Получив твое письмо, я не знал, как поступить, пойти ли к тебе лично или послать цветы. Но не стал делать ни того, ни другого, отчасти из-за лености, отчасти потому, что боялся натворить глупостей, к тому же я немного не в духе и мрачен, как дождливый день.

Но твое письмо подействовало на меня благотворно. Я ведь считаю высокомерным, когда кто-то излагает передо мной нечто вроде истины. Значит, он меня поучает, унижает, ждет, что я возьму на себя труд его оспаривать, сам при этом ничем не рискуя, потому что свою истину он ведь считает неопровержимой. Когда излагаешь перед кем-нибудь свои предрассудки, это может звучать церемонно, безрассудно и трогательно, но еще трогательней, когда начинаешь их обосновывать, причем обосновываешь опять же другими предрассудками.

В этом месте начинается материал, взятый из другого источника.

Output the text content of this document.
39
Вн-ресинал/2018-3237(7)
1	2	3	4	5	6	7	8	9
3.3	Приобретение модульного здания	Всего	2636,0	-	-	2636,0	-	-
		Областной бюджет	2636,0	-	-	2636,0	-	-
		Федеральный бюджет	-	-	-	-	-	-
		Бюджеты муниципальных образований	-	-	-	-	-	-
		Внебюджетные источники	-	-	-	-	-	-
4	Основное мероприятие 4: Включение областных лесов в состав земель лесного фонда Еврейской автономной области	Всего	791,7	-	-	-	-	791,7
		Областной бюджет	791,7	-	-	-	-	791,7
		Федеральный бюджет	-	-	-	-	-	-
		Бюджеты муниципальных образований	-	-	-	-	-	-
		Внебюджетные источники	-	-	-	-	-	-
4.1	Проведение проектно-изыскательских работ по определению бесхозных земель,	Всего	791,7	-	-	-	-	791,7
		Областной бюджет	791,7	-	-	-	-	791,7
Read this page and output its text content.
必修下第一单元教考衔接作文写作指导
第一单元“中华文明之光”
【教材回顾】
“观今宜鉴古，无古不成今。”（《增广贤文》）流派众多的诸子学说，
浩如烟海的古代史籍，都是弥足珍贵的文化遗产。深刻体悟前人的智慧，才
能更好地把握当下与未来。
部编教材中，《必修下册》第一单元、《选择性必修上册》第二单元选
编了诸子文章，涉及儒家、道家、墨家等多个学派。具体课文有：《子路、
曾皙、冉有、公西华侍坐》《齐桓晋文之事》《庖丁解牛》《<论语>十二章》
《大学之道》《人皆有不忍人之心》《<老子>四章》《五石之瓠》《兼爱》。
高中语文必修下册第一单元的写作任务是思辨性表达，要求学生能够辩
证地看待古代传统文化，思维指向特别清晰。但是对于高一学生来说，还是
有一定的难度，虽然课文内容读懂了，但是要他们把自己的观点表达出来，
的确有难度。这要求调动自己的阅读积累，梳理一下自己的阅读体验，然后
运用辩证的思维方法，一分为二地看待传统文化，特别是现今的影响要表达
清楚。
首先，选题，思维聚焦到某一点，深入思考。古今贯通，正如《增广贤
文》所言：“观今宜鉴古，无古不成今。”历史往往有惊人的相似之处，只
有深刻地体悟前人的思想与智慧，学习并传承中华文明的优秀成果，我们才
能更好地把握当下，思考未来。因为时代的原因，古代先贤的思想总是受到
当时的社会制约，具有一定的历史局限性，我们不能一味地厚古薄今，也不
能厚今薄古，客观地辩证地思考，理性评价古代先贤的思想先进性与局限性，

Ты наверняка отметил в своем письме и сходство с твоим рассказом «Экскурсия в темно-красное» [Рассказ «Экскурсия в темно-красное» был опубликован в 1909 г. в Берлине.]. Но я о таком широком сходстве подумал еще раньше, до того как снова прочитал «Тонио Крёгера». Ведь новизна «Тонио Крёгера» не в том, что он открыл это противопоставление (слава Богу, что мне теперь не надо об этом противопоставлении думать, в нем есть что-то ужасное), а в странно-плодотворной (поэт в «Экскурсии») влюбленности в противоположность.